Audrey se arrancó un puñado de rulos y se limpió la cara.

– Adiós, Los Ángeles.

La caravana de dos coches llegó a Ventura al cabo de una hora y diez minutos. Buzz ocultó a Audrey en la cabaña del linde de su terreno, escondió el Packard en un pinar, le dejó todo el dinero salvo un billete de diez y otro de uno y le dijo que un amigo suyo del Departamento del sheriff de Ventura le ofrecería un lugar donde quedarse. El hombre le debía a él casi tanto como él a Johnny Stompanato.

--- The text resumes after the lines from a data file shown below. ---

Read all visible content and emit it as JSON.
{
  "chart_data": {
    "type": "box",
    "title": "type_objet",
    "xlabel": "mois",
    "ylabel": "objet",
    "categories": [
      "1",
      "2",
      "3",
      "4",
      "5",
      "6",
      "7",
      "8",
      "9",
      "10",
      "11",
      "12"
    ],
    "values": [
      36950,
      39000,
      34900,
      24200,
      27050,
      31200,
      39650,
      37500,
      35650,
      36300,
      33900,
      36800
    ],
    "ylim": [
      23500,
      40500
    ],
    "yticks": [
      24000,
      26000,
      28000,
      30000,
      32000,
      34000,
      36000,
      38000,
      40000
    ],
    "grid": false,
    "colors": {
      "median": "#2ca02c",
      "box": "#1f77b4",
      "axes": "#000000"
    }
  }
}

Audrey rompió a llorar cuando comprendió que iba en serio: adiós Los Ángeles, adiós casa, adiós cuenta bancaria, vestidos y todo lo demás excepto su amante; Buzz le quitó el resto de la crema hidratante a besos, le dijo que él se pondría en contacto con ese amigo para facilitar el trámite y que esa noche la llamaría a casa del sujeto. La leona se despidió con un suspiro.

– Mickey tenía dinero, pero era horrible en la cama. Trataré de no echarlo de menos.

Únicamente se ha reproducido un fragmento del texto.